As lideranças da comunidade demandam muitas coisas do técnico. Com a associação terão mais autonomia para resolver suas demandas sozinhos
A dependência é alimentada muitas vezes pelos próprios técnicos que fazem as coisas pelas pessoas ao invés de fazer com elas para que aprendam. A acomodação das lideranças ao encontrar uma pessoa que faça as coisas para elas e as livra do trabalho e da responsabilidade pelo resultado das ações deve ser evitada por quem trabalha para o desenvolvimento e empoderamento comunitário. Sem uma mudança de postura uma associação repetirá os mesmos vícios, aumentando ainda mais as demandas feitas.

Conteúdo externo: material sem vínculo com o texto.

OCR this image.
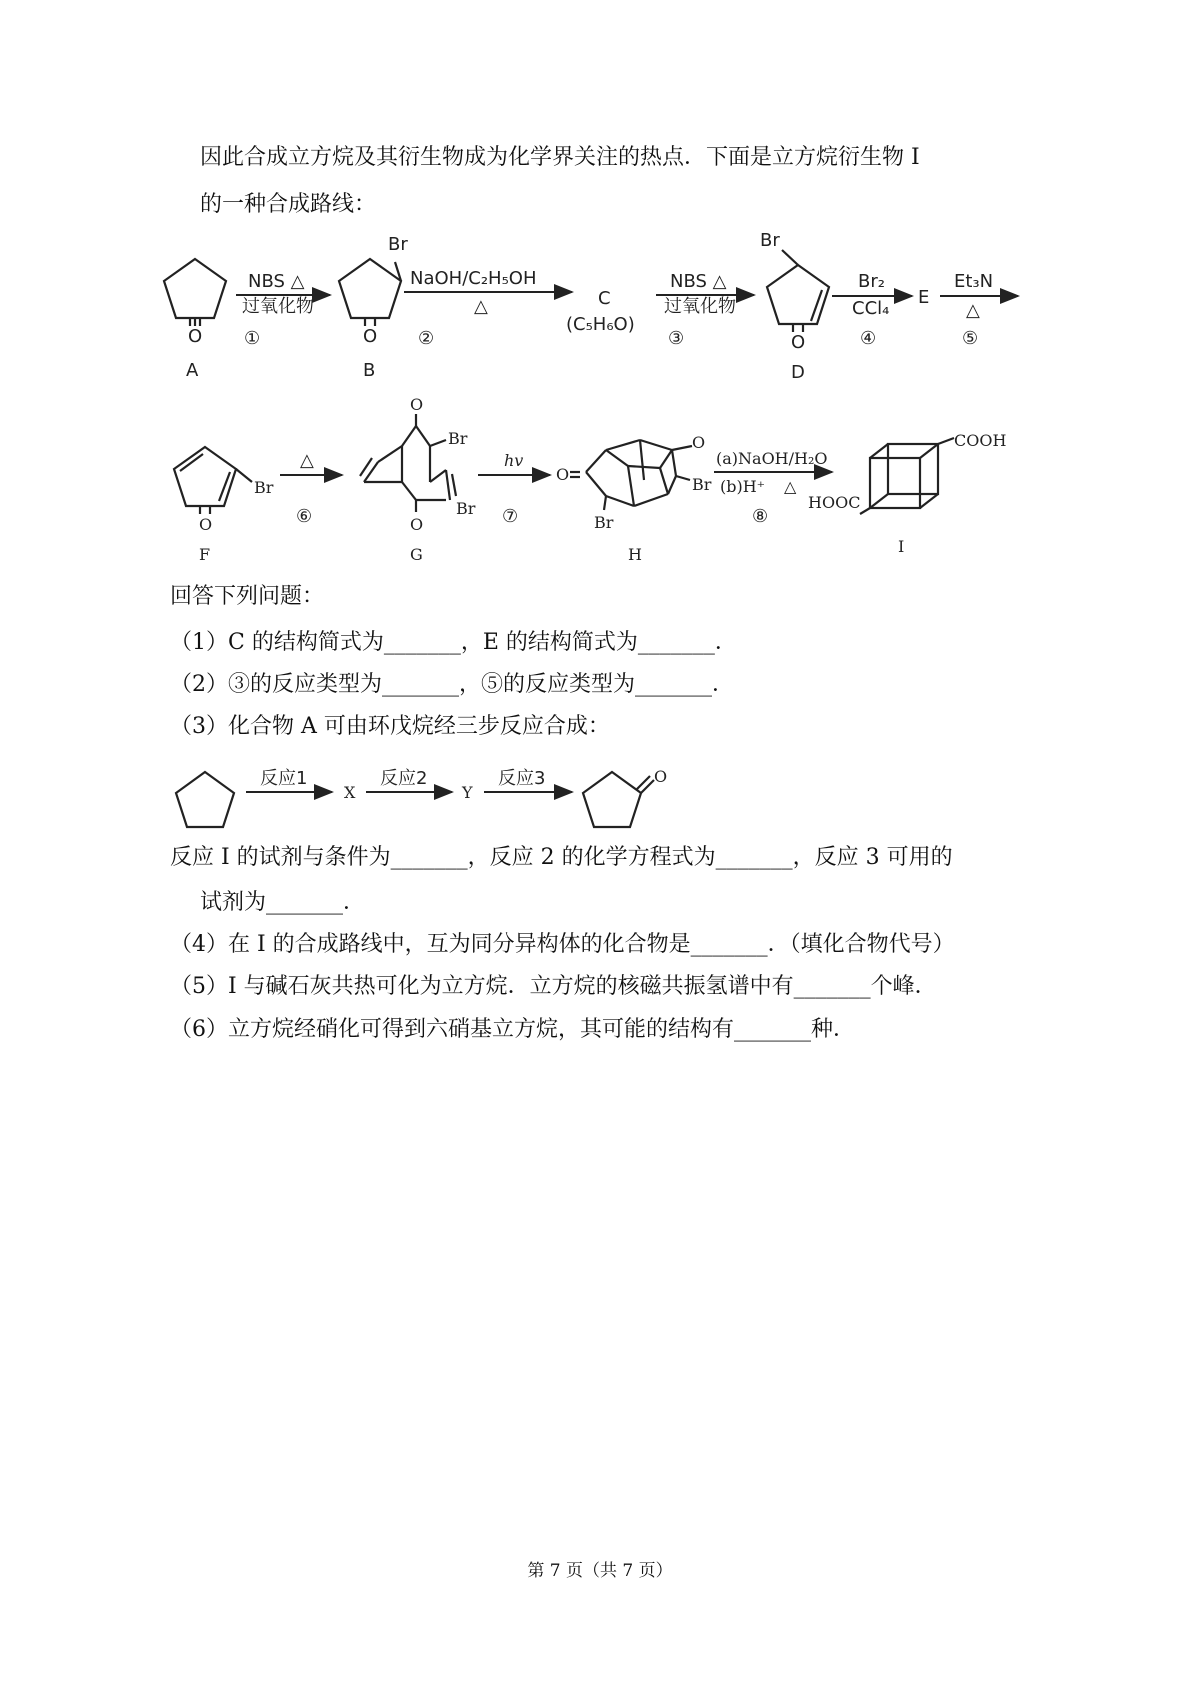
因此合成立方烷及其衍生物成为化学界关注的热点．下面是立方烷衍生物 I
的一种合成路线：
O
A
NBS △
过氧化物
①
Br
O
B
NaOH/C₂H₅OH
△
②
C
(C₅H₆O)
NBS △
过氧化物
③
Br
O
D
Br₂
CCl₄
④
E
Et₃N
△
⑤
Br
O
F
△
⑥
O
O
Br
Br
G
hv
⑦
O
O
Br
Br
H
(a)NaOH/H₂O
(b)H⁺ △
⑧
COOH
HOOC
I
反应1
X
反应2
Y
反应3	O
回答下列问题：
（1）C 的结构简式为_______，E 的结构简式为_______．
（2）③的反应类型为_______，⑤的反应类型为_______．
（3）化合物 A 可由环戊烷经三步反应合成：
反应 I 的试剂与条件为_______，反应 2 的化学方程式为_______，反应 3 可用的
试剂为_______．
（4）在 I 的合成路线中，互为同分异构体的化合物是_______．（填化合物代号）
（5）I 与碱石灰共热可化为立方烷．立方烷的核磁共振氢谱中有_______个峰．
（6）立方烷经硝化可得到六硝基立方烷，其可能的结构有_______种．
第 7 页（共 7 页）
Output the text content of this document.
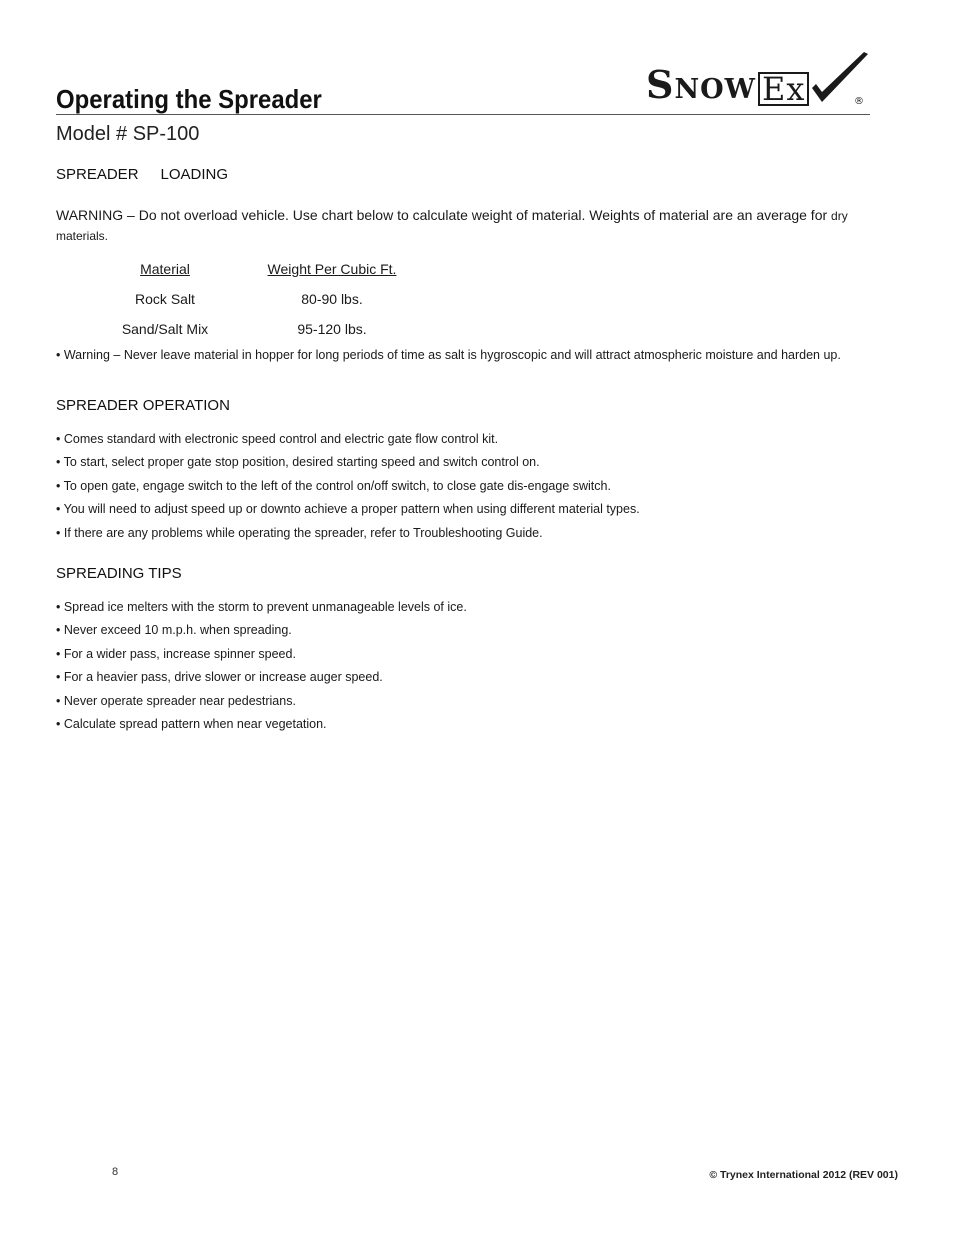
Snow Ex	®
Operating the Spreader
Model # SP-100
SPREADER LOADING
WARNING – Do not overload vehicle. Use chart below to calculate weight of material. Weights of material are an average for dry
materials.
Material	Weight Per Cubic Ft.
Rock Salt	80-90 lbs.
Sand/Salt Mix	95-120 lbs.
• Warning – Never leave material in hopper for long periods of time as salt is hygroscopic and will attract atmospheric moisture and harden up.
SPREADER OPERATION
• Comes standard with electronic speed control and electric gate flow control kit.
• To start, select proper gate stop position, desired starting speed and switch control on.
• To open gate, engage switch to the left of the control on/off switch, to close gate dis-engage switch.
• You will need to adjust speed up or downto achieve a proper pattern when using different material types.
• If there are any problems while operating the spreader, refer to Troubleshooting Guide.
SPREADING TIPS
• Spread ice melters with the storm to prevent unmanageable levels of ice.
• Never exceed 10 m.p.h. when spreading.
• For a wider pass, increase spinner speed.
• For a heavier pass, drive slower or increase auger speed.
• Never operate spreader near pedestrians.
• Calculate spread pattern when near vegetation.
8	© Trynex International 2012 (REV 001)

Associação é ferramenta e quem dá vida à ferramenta são as mãos que a manejam. E para que ela seja uma boa ferramenta, precisa ser soberana:

·         Essa organização se esforça para conhecer e trabalhar a partir da sua própria intenção. Ela funciona “a partir de” e “com” princípios e valores claros, tendo a coragem de se manter fiel a eles;

·         É uma expressão autêntica da vontade e da voz dos seus próprios constituintes. Ela pode prestar serviços, mas não se presta a servir aos propósitos de outra organização e, embora possa aceitar financiamento, não é um veículo de desenvolvimento dos projetos financiados pelas agências de fora;

·         Uma organização soberana é culturalmente e estruturalmente única: não um clone de algumas “melhores práticas” de um modelo externo;

·         Uma organização soberana é politicamente consciente, conhece seus direitos e responsabilidades e compreende as relações de poder de que faz parte;

·         Uma organização soberana é capaz de cooperar e trabalhar com colegas e parceiros, sem perder sua identidade. Soberania não denota um comportamento isolado, embora possa haver fases de independência, de desenvolvimento interno e de busca pela própria identidade, antes de se abrir para a colaboração;


·         Soberania é tanto uma qualidade, quanto um processo de aprendizagem contínua. A capacidade de aprender e de se adaptar vai determinar a sua soberania em um mundo mutante e volátil. Portanto, vai determinar o crescimento de sua eficácia. Uma organização soberana aprende com muitas e variadas fontes, principalmente a partir de sua própria experiência, mas também por meio de suas diversas relações horizontais de aprendizagem. (Guia Pés Descalços)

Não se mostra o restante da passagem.